Musical.ly: democratizing content creation for younger generation

Musical.ly is a video social media platform for video creation, sharing, discovering and live broadcasting. Through the app, users can create 15-second to 1-minute videos and choose sound tracks to accompany them, use different speed options (time-lapse, fast, normal, slow motion, and epic) and add pre-set filters and effects. Every day, millions of people use musical.ly as an outlet to express themselves through singing, dancing, comedy and lip-syncing. Calling themselves as “musers”, 200 million registered users can browse numerous trending contents, songs, sounds and hashtags created by other popular “musers”, and also share their daily life.

Musical.ly creates value from building up a social platform for the younger generation to show the “real me” inside themselves, and also from the huge amounts of user generated contents incentivized and reinforced by the platform. It is allowing a younger generation to generate content in ways that they would not be able to produce as easily on their own. It is democratizing content creation for young people by giving them the resources to make fun and entertaining content. The way Musical.ly incentivize participation and manage the crowd can be divided into 2 phases. In the first phase, when Musical.ly first started to build its social community, it attracted users by creating and promoting certain KOLs who are funny, creative but absolute grassroots, e.g. Baby Ariel (13.6mn followers) and Jacob Sartorius (11mn followers). “It’s like creating a country.” Said by Musical.ly’s founder, Jun Zhu, “At first you have to centralize your resources and invest in a group of certain users. As long as other people in other countries see these users are doing a great job here in your country, they will naturally move to your country.” By using “Feature” design in Musical.ly’s home page, every user could see the trendiest content in the platform, and easily follow it by creating similar-style contents and using “Tag” function. After Musical.ly successfully built up an active social community, here comes the second phase when Muscial.ly decides to deprioritize the quality of the contents. “If a social platform emphasizes too much on high-quality contents, there will be an ultimate question that the users who are able to generate high-quality contents are always the minority.” Said by Jun Zhu. Musical.ly’s next step is to strengthen the recognition and branding of the platform and incentivize more ordinary users to generate contents – Musical.ly will gradually decrease its involvements in constantly promoting more high-quality KOLs, instead it will focus more on promoting the ordinary stories happening in ordinary people’s lives, and thus incentivize the participation of more users.

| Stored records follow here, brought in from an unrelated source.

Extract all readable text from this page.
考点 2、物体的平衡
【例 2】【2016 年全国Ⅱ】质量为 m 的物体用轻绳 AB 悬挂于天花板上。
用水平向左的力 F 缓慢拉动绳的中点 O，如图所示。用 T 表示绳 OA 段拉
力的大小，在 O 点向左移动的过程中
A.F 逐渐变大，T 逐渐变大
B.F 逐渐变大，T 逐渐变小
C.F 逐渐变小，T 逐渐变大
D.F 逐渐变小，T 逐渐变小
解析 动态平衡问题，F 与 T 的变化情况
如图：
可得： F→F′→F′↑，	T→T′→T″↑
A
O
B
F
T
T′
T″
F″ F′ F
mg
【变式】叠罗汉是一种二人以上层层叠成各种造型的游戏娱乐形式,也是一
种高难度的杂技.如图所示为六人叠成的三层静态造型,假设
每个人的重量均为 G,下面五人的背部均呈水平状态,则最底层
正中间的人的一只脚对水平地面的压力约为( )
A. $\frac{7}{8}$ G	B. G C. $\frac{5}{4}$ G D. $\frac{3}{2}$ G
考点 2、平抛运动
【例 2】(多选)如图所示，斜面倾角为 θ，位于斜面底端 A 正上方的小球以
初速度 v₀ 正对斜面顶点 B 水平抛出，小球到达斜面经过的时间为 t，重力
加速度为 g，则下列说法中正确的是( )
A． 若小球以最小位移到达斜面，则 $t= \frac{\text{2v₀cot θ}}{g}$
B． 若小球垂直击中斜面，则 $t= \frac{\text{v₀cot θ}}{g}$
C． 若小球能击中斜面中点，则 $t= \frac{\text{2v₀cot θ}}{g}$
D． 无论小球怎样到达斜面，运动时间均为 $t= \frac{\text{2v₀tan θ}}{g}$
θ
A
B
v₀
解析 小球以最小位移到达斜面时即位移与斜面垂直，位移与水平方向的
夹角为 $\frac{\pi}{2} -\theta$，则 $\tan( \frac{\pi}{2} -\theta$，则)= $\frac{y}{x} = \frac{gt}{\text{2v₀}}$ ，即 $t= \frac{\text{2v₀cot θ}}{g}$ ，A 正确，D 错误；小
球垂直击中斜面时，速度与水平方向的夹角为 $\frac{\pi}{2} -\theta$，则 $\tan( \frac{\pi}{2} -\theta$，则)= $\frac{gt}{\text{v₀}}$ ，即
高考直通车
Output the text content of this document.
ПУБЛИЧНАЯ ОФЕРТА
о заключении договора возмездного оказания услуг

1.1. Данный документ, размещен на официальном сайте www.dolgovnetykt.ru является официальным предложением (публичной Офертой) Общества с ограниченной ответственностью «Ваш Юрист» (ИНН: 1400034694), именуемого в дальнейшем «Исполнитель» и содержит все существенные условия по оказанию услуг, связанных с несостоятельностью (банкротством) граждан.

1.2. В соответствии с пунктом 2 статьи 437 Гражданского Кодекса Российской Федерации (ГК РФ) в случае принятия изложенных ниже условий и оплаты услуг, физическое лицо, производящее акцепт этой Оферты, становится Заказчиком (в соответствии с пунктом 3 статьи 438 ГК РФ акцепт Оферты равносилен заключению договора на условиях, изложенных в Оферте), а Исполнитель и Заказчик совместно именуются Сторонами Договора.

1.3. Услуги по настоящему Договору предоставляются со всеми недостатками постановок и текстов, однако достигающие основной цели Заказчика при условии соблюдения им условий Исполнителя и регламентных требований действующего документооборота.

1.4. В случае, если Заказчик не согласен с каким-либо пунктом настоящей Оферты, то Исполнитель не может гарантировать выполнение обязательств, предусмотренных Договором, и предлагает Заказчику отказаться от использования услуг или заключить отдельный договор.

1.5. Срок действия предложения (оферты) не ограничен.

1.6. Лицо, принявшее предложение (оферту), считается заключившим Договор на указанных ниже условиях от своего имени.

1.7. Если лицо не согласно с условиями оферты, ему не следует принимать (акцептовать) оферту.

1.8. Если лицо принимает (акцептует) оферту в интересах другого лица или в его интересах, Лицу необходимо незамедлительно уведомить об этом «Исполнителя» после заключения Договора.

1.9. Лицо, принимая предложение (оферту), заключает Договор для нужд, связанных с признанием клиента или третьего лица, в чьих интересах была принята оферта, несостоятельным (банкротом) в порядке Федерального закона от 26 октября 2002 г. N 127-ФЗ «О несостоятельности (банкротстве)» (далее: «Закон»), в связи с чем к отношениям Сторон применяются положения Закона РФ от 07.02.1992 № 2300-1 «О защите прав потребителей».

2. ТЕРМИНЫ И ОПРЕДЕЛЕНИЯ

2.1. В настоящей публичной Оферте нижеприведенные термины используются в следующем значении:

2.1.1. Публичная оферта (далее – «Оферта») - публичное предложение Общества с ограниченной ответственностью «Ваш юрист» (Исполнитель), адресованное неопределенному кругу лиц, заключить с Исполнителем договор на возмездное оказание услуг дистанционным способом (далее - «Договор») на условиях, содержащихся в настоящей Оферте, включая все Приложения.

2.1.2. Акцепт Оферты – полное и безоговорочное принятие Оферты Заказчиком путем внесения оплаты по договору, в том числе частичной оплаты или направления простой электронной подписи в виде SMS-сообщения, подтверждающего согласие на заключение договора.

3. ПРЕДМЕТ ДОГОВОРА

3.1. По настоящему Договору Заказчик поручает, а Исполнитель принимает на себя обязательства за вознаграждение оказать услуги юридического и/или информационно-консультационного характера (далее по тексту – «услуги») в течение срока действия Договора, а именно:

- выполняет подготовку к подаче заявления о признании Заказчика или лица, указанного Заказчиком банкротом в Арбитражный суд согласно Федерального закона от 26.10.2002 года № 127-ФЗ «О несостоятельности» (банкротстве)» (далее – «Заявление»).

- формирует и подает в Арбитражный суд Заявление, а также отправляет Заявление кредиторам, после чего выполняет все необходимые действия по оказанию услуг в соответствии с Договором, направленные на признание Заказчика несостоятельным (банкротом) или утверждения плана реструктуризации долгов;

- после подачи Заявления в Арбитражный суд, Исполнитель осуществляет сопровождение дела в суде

However, Musical.ly has experienced challenges in capturing the value created successfully by the platform and the user generated contents. Having built up a huge user base, Musical.ly is slightly aggressive about capturing value by advertisements. “It’s advertisement package is too pricy,” said by a potential advertising buyer of Musical.ly, “The advertisement will cost me $300,000 per day and that’s too high for me to afford.” At the same time, Musical.ly is facing challenges in disintermediation of advertisement transaction. Due to the poor design of its advertisement transaction platform, many KOLs that are popular on Musical.ly start to directly talk to brands about advertisement deals without acknowledging the platform. As a result, it is very urgent for Musical.ly to build up a well-designed commercialization system for advertisement management and better realize its value capture process.